Ce courant profond de la culture française du dix-neuvième siècle se brisa, en effet, sur l’islamophobie coloniale. L’islamophilie des Lumières cultivée par la Révolution et Napoléon et développée au XIX ͤ siècle par les figures majeures de la littérature française, s’est évanouie dans la nuit coloniale, dont notre époque n’est pas encore tout-à-fait sortie. Européens et Arabes qui s’opposent partagent la même incrédulité à l’égard de l’islam d’un Empereur décidément incroyable, dans tous les sens du terme. Ses contempteurs occidentaux dénoncent une supposée hypocrisie dans le domaine religieux, de nature à nourrir leurs préventions. Toujours à l’affût de glorieux convertis occidentaux, nombre de croyants traditionalistes célèbrent quant à eux un Napoléon musulman que les islamophobes auraient sciemment tronqué. Le personnage est donc aussi le sujet de polémiques intermusulmanes, qui reflètent là encore des problèmes identitaires. Se vanter de compter un des pires tueurs de l’histoire parmi ses coreligionnaires semble paradoxal sur le plan de la morale religieuse, tant il en était dépourvu, mais pas sur celui de la politique où se situent les enjeux. L’islamité contestée de Napoléon renseigne moins sur le personnage que sur ses commentateurs, qu’ils soient musulmans ou non.
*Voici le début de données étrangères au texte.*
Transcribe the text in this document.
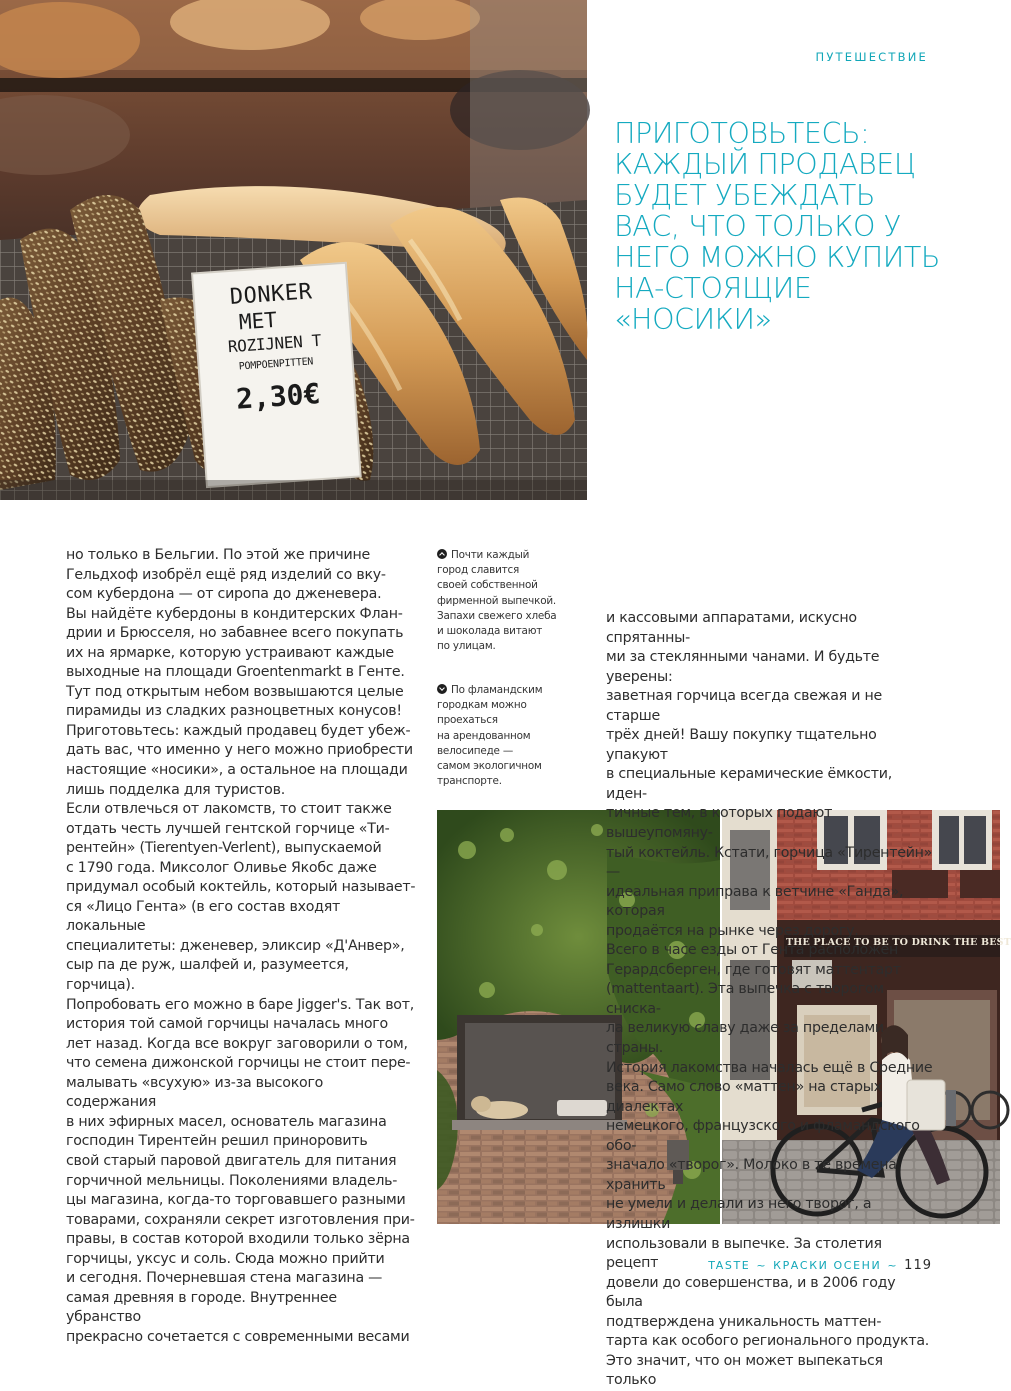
DONKER
MET
ROZIJNEN T
POMPOENPITTEN
2,30€
THE PLACE TO BE TO DRINK THE BEST
ПУТЕШЕСТВИЕ
ПРИГОТОВЬТЕСЬ: КАЖДЫЙ ПРОДАВЕЦ БУДЕТ УБЕЖДАТЬ ВАС, ЧТО ТОЛЬКО У НЕГО МОЖНО КУПИТЬ НА-СТОЯЩИЕ «НОСИКИ»

но только в Бельгии. По этой же причине
Гельдхоф изобрёл ещё ряд изделий со вку-
сом кубердона — от сиропа до дженевера.
Вы найдёте кубердоны в кондитерских Флан-
дрии и Брюсселя, но забавнее всего покупать
их на ярмарке, которую устраивают каждые
выходные на площади Groentenmarkt в Генте.
Тут под открытым небом возвышаются целые
пирамиды из сладких разноцветных конусов!
Приготовьтесь: каждый продавец будет убеж-
дать вас, что именно у него можно приобрести
настоящие «носики», а остальное на площади
лишь подделка для туристов.
Если отвлечься от лакомств, то стоит также
отдать честь лучшей гентской горчице «Ти-
рентейн» (Tierentyen-Verlent), выпускаемой
с 1790 года. Миксолог Оливье Якобс даже
придумал особый коктейль, который называет-
ся «Лицо Гента» (в его состав входят локальные
специалитеты: дженевер, эликсир «Д'Анвер»,
сыр па де руж, шалфей и, разумеется, горчица).
Попробовать его можно в баре Jigger's. Так вот,
история той самой горчицы началась много
лет назад. Когда все вокруг заговорили о том,
что семена дижонской горчицы не стоит пере-
малывать «всухую» из-за высокого содержания
в них эфирных масел, основатель магазина
господин Тирентейн решил приноровить
свой старый паровой двигатель для питания
горчичной мельницы. Поколениями владель-
цы магазина, когда-то торговавшего разными
товарами, сохраняли секрет изготовления при-
правы, в состав которой входили только зёрна
горчицы, уксус и соль. Сюда можно прийти
и сегодня. Почерневшая стена магазина —
самая древняя в городе. Внутреннее убранство
прекрасно сочетается с современными весами

и кассовыми аппаратами, искусно спрятанны-
ми за стеклянными чанами. И будьте уверены:
заветная горчица всегда свежая и не старше
трёх дней! Вашу покупку тщательно упакуют
в специальные керамические ёмкости, иден-
тичные тем, в которых подают вышеупомяну-
тый коктейль. Кстати, горчица «Тирентейн» —
идеальная приправа к ветчине «Ганда», которая
продаётся на рынке через дорогу.
Всего в часе езды от Гента расположен
Герардсберген, где готовят маттентарт
(mattentaart). Эта выпечка с творогом снискa-
ла великую славу даже за пределами страны.
История лакомства началась ещё в Средние
века. Само слово «маттен» на старых диалектах
немецкого, французского и фламандского обо-
значало «творог». Молоко в те времена хранить
не умели и делали из него творог, а излишки
использовали в выпечке. За столетия рецепт
довели до совершенства, и в 2006 году была
подтверждена уникальность маттен-
тарта как особого регионального продукта.
Это значит, что он может выпекаться только

Почти каждый
город славится
своей собственной
фирменной выпечкой.
Запахи свежего хлеба
и шоколада витают
по улицам.

По фламандским
городкам можно
проехаться
на арендованном
велосипеде —
самом экологичном
транспорте.

TASTE ~ КРАСКИ ОСЕНИ ~ 119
Il paraît étrange qu’une personnalité ayant exercé une influence profonde dans de multiples domaines en France et ailleurs, se heurte à un déni presque unanime et catégorique en la matière. Il ne fut prophète ni dans son pays, ni en dehors. Ce paradoxe révèle de manière édifiante un écueil mental du monde issu de la colonisation, le rejet de l’Autre arabe ou musulman, qui constitue l’un des principaux obstacles à l’humanisme universaliste occidental. La révulsion que provoque l’évocation d’un Napoléon musulman prend, dans cette perspective, un côté pathologique. L’adhésion à l’islam de ce catholique œcuménique pourrait servir l’estime mutuelle entre les monothéismes et leur meilleure acceptation par les non-croyants. Que la reconnaissance de la part musulmane de la culture française constitue un legs napoléonien occulté, souligne l’ampleur du tabou qui l’entoure. Reconnaître l’Empereur tel qu’il était, aiderait les Français à admettre leur héritage arabe et islamique.

Napoléon a voulu régenter la France et ses habitants jusque dans leurs pensées. Il a prêché le respect de l’islam, mais dans le désert. Non seulement les Français ne l’ont pas écouté, mais ils ne l’ont même pas cru ! Ses propos sont clairs, mais il n’insiste pas et on le devine songeur : « Comprenne qui pourra ! », sans illusion sur son auditoire. Deux siècles après sa disparition, le temps n’est-il pas venu de le comprendre ? Ne serait-il pas plus sain de prendre son verbe au pied de la lettre et d’admettre que sa fascination pour l’islam et son prophète, de son adolescence à la tombe, et son islam peu orthodoxe, comptent pour partie de son extraordinaire saga ?

Napoléon demeure d’une actualité brûlante en la matière et son parcours offrirait matière à réflexion commune entre chrétiens et musulmans de bonne volonté. Admettre son adhésion à l’islam ne servirait donc guère cette religion en tant que foi, mais contribuerait à la réintégrer dans l’histoire de France et la civilisation universelle. Il l’a tant louée que tout sentiment islamophobe bafoue son souvenir jusqu’à nos jours. Tout admirateur de l’Empereur se devrait d’être islamophile s’il entend la respecter et, réciproquement, tout islamophobe ne saurait cultiver son souvenir.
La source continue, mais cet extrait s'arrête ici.